Sam Simon, the writer and producer who co-created The Simpsons and the philanthropist who gave the millions he made from the show to charity, died Sunday after a two-year battle with terminal cancer. He was 59.

A Los Angeles native, Simon’s TV career – which would become legendary – took off fast. After beginning as a storyboard artist and writer on shows like The New Adventures of Mighty Mouse and Heckle & Jeckle, he transitioned to live-action sitcoms, and became the showrunner of Taxi when he was only 23. From there, he moved on to Cheers, the cult classic It’s Garry Shandling’s Show, and The Tracey Ullman Show, where what would become The Simpsons made its debut as a series of short films. Matt Groening, James L. Brooks, and Simon eventually adapted the shorts into an animated series for Fox, and the rest is history.

Simon worked as a writer, showrunner, and producer on The Simpsons from 1989 to 1993, and was dubbed “the unsung hero” of the show by former Simpsons director Brad Bird (The Iron Giant, Mission Impossible: Ghost Protocol). He helped assemble a now-legendary team of writers for the series and lent his own comic style to the development of Groening’s characters, and wrote or co-wrote classic episodes like “Two Cars in Every Garage and Three Eyes on Every Fish,” “The Telltale Head,” and a segment in the original “Treehouse of Horror,” but by 1993 he was tired of the TV grind and opted out. Before he left The Simpsons, though, he negotiated a deal that would grant him a perpetual executive producer credit on the series, and a share of whatever profits the show might produce, not knowing at the time that his name was going to be forever stamped on the longest running primetime series in TV history. Simon’s Simpsons deal ultimately paid him “tens of millions” of dollars every year, granting him both freedom and the opportunity for an immense philanthropic effort.

“The Simpsons money got bigger and bigger. When I left The Simpsons, no one thought that this thing was going to still be around. It’s the cumulative effect,” Simon told The Hollywood Reporter in 2013. “It’s like, ‘Oh my God, 25 years later, and it’s still coming in.’”

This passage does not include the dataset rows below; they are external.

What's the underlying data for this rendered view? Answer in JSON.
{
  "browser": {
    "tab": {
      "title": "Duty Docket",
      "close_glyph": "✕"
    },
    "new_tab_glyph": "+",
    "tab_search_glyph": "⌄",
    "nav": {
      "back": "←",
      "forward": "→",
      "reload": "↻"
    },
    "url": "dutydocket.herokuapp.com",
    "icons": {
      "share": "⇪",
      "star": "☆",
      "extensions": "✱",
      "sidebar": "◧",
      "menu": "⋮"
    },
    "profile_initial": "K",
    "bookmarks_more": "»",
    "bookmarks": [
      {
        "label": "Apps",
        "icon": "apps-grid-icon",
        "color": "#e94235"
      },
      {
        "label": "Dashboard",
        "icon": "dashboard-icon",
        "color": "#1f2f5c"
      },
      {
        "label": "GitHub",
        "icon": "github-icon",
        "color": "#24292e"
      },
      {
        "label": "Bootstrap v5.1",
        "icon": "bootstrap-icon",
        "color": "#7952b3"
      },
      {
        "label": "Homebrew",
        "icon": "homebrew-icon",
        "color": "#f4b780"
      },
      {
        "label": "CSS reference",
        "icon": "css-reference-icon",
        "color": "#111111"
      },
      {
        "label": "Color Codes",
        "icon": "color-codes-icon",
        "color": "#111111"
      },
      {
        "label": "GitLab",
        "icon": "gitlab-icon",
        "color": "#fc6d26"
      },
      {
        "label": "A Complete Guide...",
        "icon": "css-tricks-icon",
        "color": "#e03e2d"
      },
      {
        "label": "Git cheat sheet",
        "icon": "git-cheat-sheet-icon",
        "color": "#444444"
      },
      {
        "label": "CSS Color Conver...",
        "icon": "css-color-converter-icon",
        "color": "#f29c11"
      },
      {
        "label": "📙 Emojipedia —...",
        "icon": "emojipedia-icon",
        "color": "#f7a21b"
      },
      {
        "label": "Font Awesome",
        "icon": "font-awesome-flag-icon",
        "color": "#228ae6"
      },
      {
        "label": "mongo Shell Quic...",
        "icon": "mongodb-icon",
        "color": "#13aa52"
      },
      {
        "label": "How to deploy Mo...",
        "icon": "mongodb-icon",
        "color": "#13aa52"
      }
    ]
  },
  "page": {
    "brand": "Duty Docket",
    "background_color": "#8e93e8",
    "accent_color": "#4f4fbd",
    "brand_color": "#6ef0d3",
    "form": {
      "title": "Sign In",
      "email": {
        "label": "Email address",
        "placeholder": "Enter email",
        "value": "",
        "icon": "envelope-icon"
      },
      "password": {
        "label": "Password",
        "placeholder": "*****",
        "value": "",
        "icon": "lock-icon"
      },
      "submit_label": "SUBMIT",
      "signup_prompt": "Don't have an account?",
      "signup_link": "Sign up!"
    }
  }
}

Simon returned to television many times after The Simpsons. He co-created The George Carlin Show alongside the legendary standup in 1994, served as a consultant on The Drew Carey Show and Charlie Sheen’s FX series Anger Management, and directed episodes of Friends and The Norm Show. In 2009, he spun his deep love of poker into Sam’s Game, a reality series on Playboy TV featuring friends and comedians like Norm Macdonald, Artie Lange, Dave Attell, Jeff Ross, and Simon’s ex-wife Jennifer Tilly.

Simon’s work on The Simpsons cemented his legacy, but in the years that followed his time with the show, he developed another legacy: one of giving. In 2013, after his cancer diagnosis, he admitted that he actually didn’t know how much money he’d given away, but that he intended to expand his giving as much as possible before his death (at the time of his diagnosis, he was given three to six months to live). His principal charity was his own foundation, The Sam Simon Foundation, which rescues dogs, offers free pet surgeries, trains therapy dogs for military veterans, distributes cruelty-free vegan food to hungry families, and more. As of 2011 the foundation was valued at $23 million, and Simon vowed to keep growing it in the years before his death. His other charitable causes included PETA, Save the Children, and the Sea Shepherd Conservation Society. Back in 2013, as several organizations he’d donated to were preparing tributes in his honor after learning of his illness, Simon summed up nicely why he intended to keep giving money away as long as he could, so we’ll let him have the last word:

“The sort of lifetime achievement stuff that I’m getting now is kind of like Tom Sawyer’s funeral because they all know I’m sick. I am getting buildings named after me and awards and stuff,” he said. “The truth is, I have more money than I’m interested in spending. Everyone in my family is taken care of. And I enjoy this.”